Diese Arbeit analysiert die Darstellung von Mutterfiguren und Muttermythen in Michel Houellebecqs Roman "Elementarteilchen". Sie untersucht, wie Houellebecq das Bild der Mutter überhöht und mythisiert und beleuchtet die Sehnsucht der männlichen Protagonisten nach dem Mutterschoß. Ein weiterer Fokus liegt auf der sozialhistorischen Genese von Mütterlichkeit und Mutterliebe und deren Bezug zu den weiblichen Figuren des Romans.
Welche Themen werden im Detail behandelt?
Die Arbeit behandelt folgende Themen: die Darstellung von Mütterlichkeit in Houellebecqs "Elementarteilchen", die sozialhistorische Entwicklung von Mutterbildern, die Mythisierung der Mutterrolle im Roman, die Analyse der weiblichen Figuren als Repräsentanten von Mutterbildern und die Verbindung zwischen der Sehnsucht der männlichen Protagonisten und dem Mutterschoß.

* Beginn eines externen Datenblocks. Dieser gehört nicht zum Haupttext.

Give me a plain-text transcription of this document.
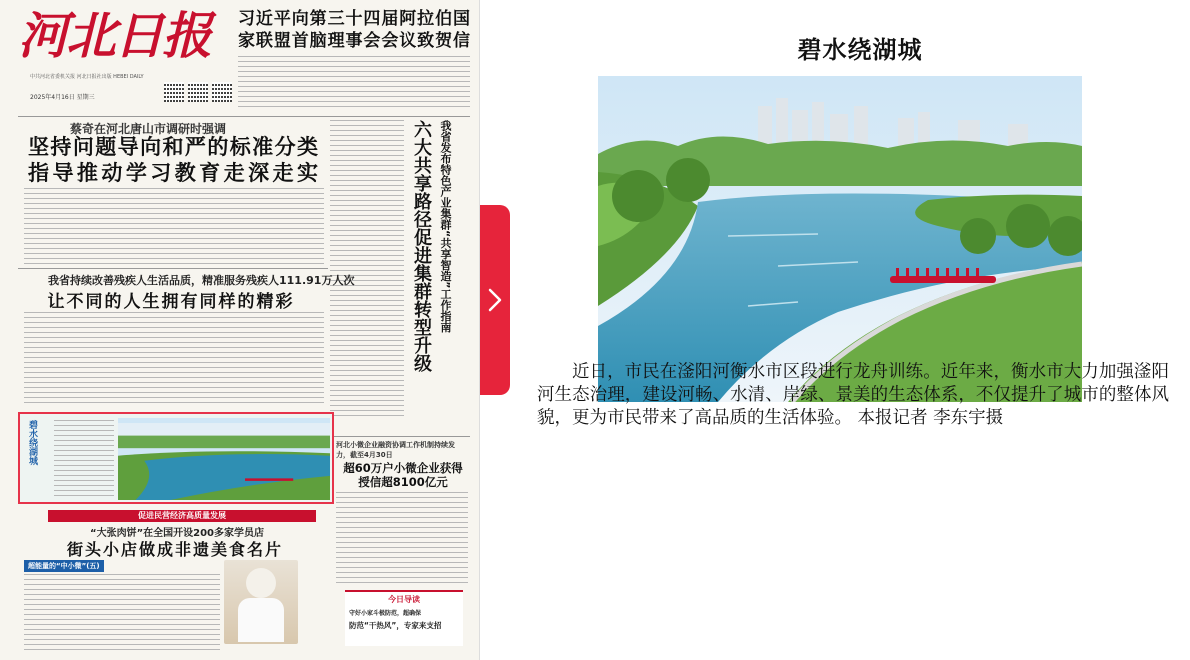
河北日报
中共河北省委机关报 河北日报社出版 HEBEI DAILY
2025年4月16日 星期三
习近平向第三十四届阿拉伯国家联盟首脑理事会会议致贺信
蔡奇在河北唐山市调研时强调
坚持问题导向和严的标准分类指导推动学习教育走深走实	我省发布特色产业集群“共享智造”工作指南
六大共享路径促进集群转型升级
我省持续改善残疾人生活品质，精准服务残疾人111.91万人次
让不同的人生拥有同样的精彩
碧水绕湖城
促进民营经济高质量发展
“大张肉饼”在全国开设200多家学员店
街头小店做成非遗美食名片
超能量的“中小微”(五)
河北小微企业融资协调工作机制持续发力，截至4月30日
超60万户小微企业获得授信超8100亿元
今日导读
守好小家斗极防范，超确保
防范“干热风”，专家来支招
碧水绕湖城
近日，市民在滏阳河衡水市区段进行龙舟训练。近年来，衡水市大力加强滏阳河生态治理，建设河畅、水清、岸绿、景美的生态体系，不仅提升了城市的整体风貌，更为市民带来了高品质的生活体验。 本报记者 李东宇摄
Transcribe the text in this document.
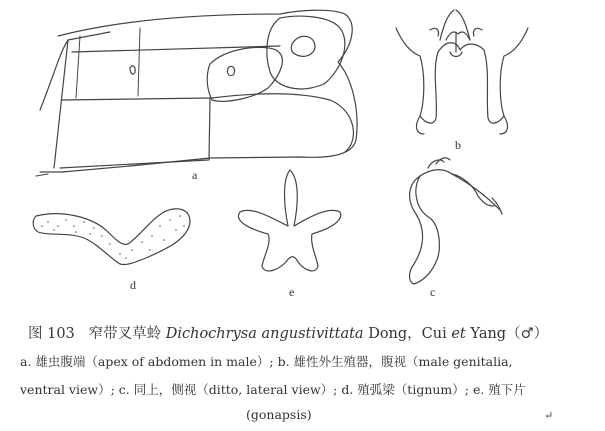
a
b
c
d	e
图 103 窄带叉草蛉 Dichochrysa angustivittata Dong，Cui et Yang（♂）
a. 雄虫腹端（apex of abdomen in male）; b. 雄性外生殖器，腹视（male genitalia,
ventral view）; c. 同上，侧视（ditto, lateral view）; d. 殖弧梁（tignum）; e. 殖下片
(gonapsis)	↵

Welche Kapitel umfasst die Arbeit und worum geht es in jedem Kapitel?
Die Arbeit besteht aus vier Kapiteln: Kapitel 1 (Einführung) führt in die Thematik ein und kritisiert das Auslassen der Mutterrolle in der bisherigen feministischen Literaturkritik. Kapitel 2 (Sozialhistorische Genese von Mütterlichkeit und Mutterliebe) skizziert die Entwicklung des Mutterbildes, beginnend mit Simone de Beauvoir. Kapitel 3 (Mutterfiguren in Elementarteilchen) analysiert verschiedene Mutterfiguren im Roman (Janine, Großmütter, Annabelle und Christiane). Kapitel 4 (Fazit) fasst die Ergebnisse zusammen.
Welche weiblichen Figuren werden analysiert?
Die Arbeit analysiert Janine als leibliche Mutter, die Großmütter als weibliches Ideal und Annabelle und Christiane als späte Mutterersatzfiguren. Die Analyse beleuchtet, wie Houellebecq bürgerliche Mutterschaftsideale aufgreift und die „weibliche Natur“ überhöht.
Welche Schlüsselwörter beschreiben den Inhalt der Arbeit?
Schlüsselwörter sind: Michel Houellebecq, Elementarteilchen, Mutterfiguren, Muttermythen, Mütterlichkeit, Mutterliebe, Sozialgeschichte, Geschlechterrollen, Feministische Literaturkritik, Kapitalismuskritik, Individualisierung, Mythisierung, bürgerliche Ideale, Janine, Großmütter, Annabelle, Christiane.
Welche These wird in der Arbeit aufgestellt?
Die Arbeit stellt die These auf, dass dem Roman "Elementarteilchen" ein Subtext zugrunde liegt, der die Männer als von Sehnsucht nach dem Mutterschoß geprägt darstellt.
Wie wird die sozialhistorische Entwicklung des Mutterbildes dargestellt?
Das Kapitel zur sozialhistorischen Genese beschreibt die Entwicklung des Mutterbildes im Kontext der bürgerlichen Kleinfamilie und Industrialisierung, die zunehmende Emotionalisierung der Mutterrolle, den Wandel von erlernbarer Mutterliebe zur intrapsychischen Struktur und den Einfluss der Psychoanalyse. Die Verschiebung von Mutterliebe hin zur Mutterpflicht und der anhaltende Einfluss des Mutterbildes im 20. Jahrhundert werden ebenfalls thematisiert.
Wie steht die Darstellung der Mutterfiguren im Kontext der Kritik des Romans an der Moderne?
Die Arbeit untersucht, wie die Darstellung der Mutterfiguren im Kontext der Kritik des Romans an der modernen Individualisierung und des Kapitalismus steht. Houellebecqs Überhöhung bürgerlicher Mutterschaftsideale wird in diesem Zusammenhang analysiert.